Les multimètres portables misent une nouvelle fois sur l'ergonomie

Le 01/12/2014 à 17:00  

C omment innover avec des appareils de mesure dont l'apparition des premiers modèles remonte à bientôt un siècle ? C'est ce qu'a réussi le français Metrix (groupe Chauvin Arnoux), à plusieurs reprises d'ailleurs, ces dernières années. Personne n'a en effet pu oublier l'introduction des multimètres numériques portables à clapet MTX Mobile en 2006 et, trois années avant, des modèles de laboratoire MTX Compact se présentant sous la forme d'un prisme aux lignes arrondies. « Le design est une volonté très présente dans le développement de nos nouveaux produits », rappelle Lydie Pitoizet, chef de produits chez Metrix.
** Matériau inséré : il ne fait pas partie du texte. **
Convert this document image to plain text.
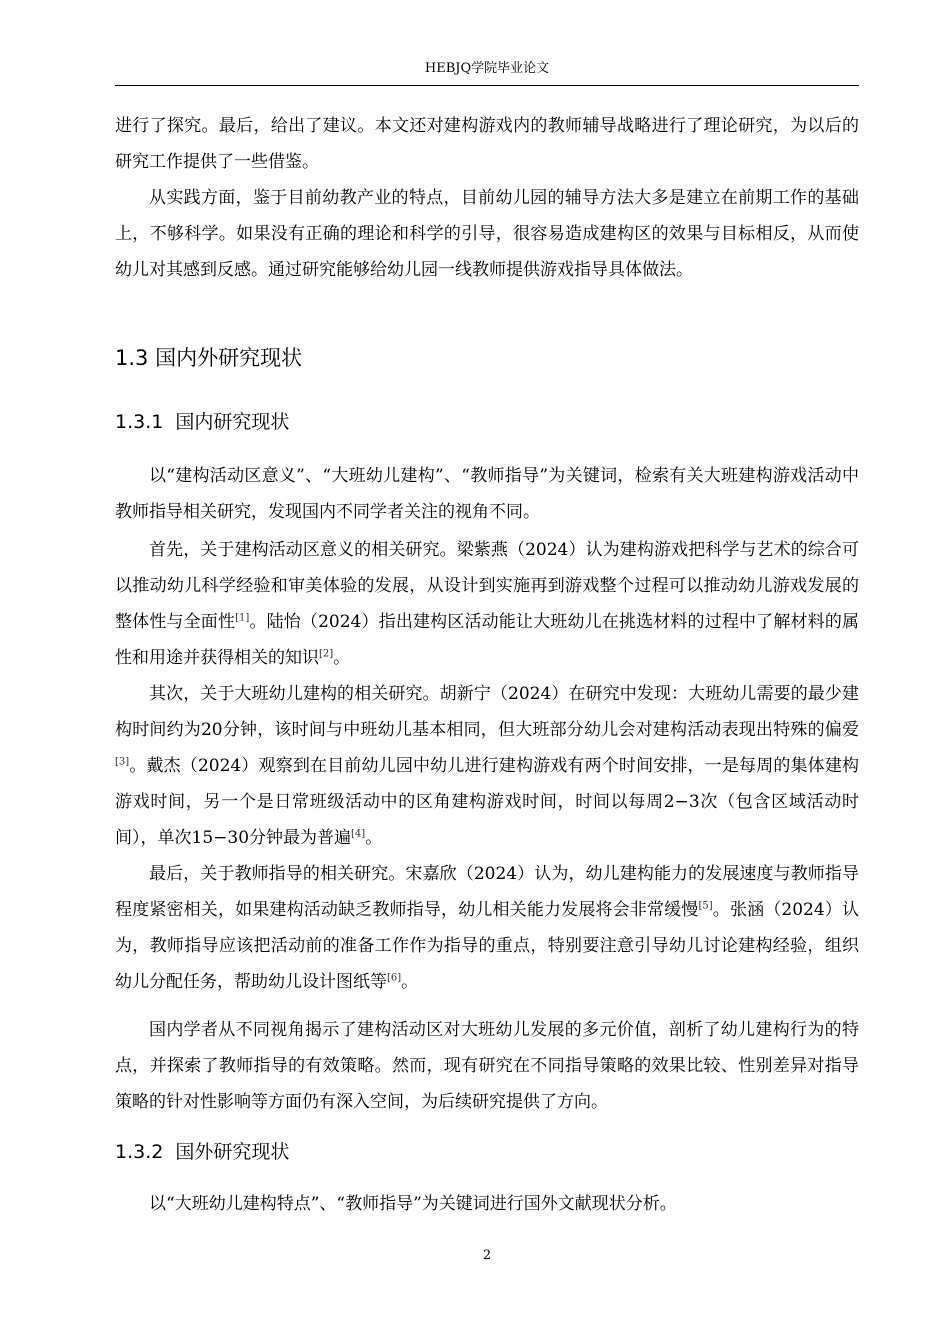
HEBJQ学院毕业论文

进行了探究。最后，给出了建议。本文还对建构游戏内的教师辅导战略进行了理论研究，为以后的研究工作提供了一些借鉴。

从实践方面，鉴于目前幼教产业的特点，目前幼儿园的辅导方法大多是建立在前期工作的基础上，不够科学。如果没有正确的理论和科学的引导，很容易造成建构区的效果与目标相反，从而使幼儿对其感到反感。通过研究能够给幼儿园一线教师提供游戏指导具体做法。

1.3 国内外研究现状
1.3.1 国内研究现状

以“建构活动区意义”、“大班幼儿建构”、“教师指导”为关键词，检索有关大班建构游戏活动中教师指导相关研究，发现国内不同学者关注的视角不同。

首先，关于建构活动区意义的相关研究。梁紫燕（2024）认为建构游戏把科学与艺术的综合可以推动幼儿科学经验和审美体验的发展，从设计到实施再到游戏整个过程可以推动幼儿游戏发展的整体性与全面性[1]。陆怡（2024）指出建构区活动能让大班幼儿在挑选材料的过程中了解材料的属性和用途并获得相关的知识[2]。

其次，关于大班幼儿建构的相关研究。胡新宁（2024）在研究中发现：大班幼儿需要的最少建构时间约为20分钟，该时间与中班幼儿基本相同，但大班部分幼儿会对建构活动表现出特殊的偏爱[3]。戴杰（2024）观察到在目前幼儿园中幼儿进行建构游戏有两个时间安排，一是每周的集体建构游戏时间，另一个是日常班级活动中的区角建构游戏时间，时间以每周2−3次（包含区域活动时间），单次15−30分钟最为普遍[4]。

最后，关于教师指导的相关研究。宋嘉欣（2024）认为，幼儿建构能力的发展速度与教师指导程度紧密相关，如果建构活动缺乏教师指导，幼儿相关能力发展将会非常缓慢[5]。张涵（2024）认为，教师指导应该把活动前的准备工作作为指导的重点，特别要注意引导幼儿讨论建构经验，组织幼儿分配任务，帮助幼儿设计图纸等[6]。

国内学者从不同视角揭示了建构活动区对大班幼儿发展的多元价值，剖析了幼儿建构行为的特点，并探索了教师指导的有效策略。然而，现有研究在不同指导策略的效果比较、性别差异对指导策略的针对性影响等方面仍有深入空间，为后续研究提供了方向。

1.3.2 国外研究现状

以“大班幼儿建构特点”、“教师指导”为关键词进行国外文献现状分析。

2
On retrouve évidemment la marque de fabrique du français dans la nouvelle série de multimètres numériques portables Asyc IV,qui vient en complément de celle existanteAsyc III,ou MTX Compact, et des MTX Mobile.

« Les modèles MTX3292 et MTX3293 sont les premiers multimètres numériques portables du marché à disposer d'un écran graphique couleur 320 x 240 pixels, sur fond noir et avec rétroéclairage » , annonce Lydie Pitoizet. Ce qui permet de pleinement bénéficier de l'ensemble des fonctions d'analyse telles que les valeurs min./ max./moyenne horodatées, des mesures secondaires, le rappel de la tolérance de mesure (MTX3292 et MTX3293), la possibilité de positionner des curseurs et d'effectuer un zoom sur une partie de la courbe enregistrée (MTX3293), etc. Les deux autres modèles (MTX3290 et MTX3291) intègrent un écran LCD monochrome (70x52mm) rétroéclairé ou non.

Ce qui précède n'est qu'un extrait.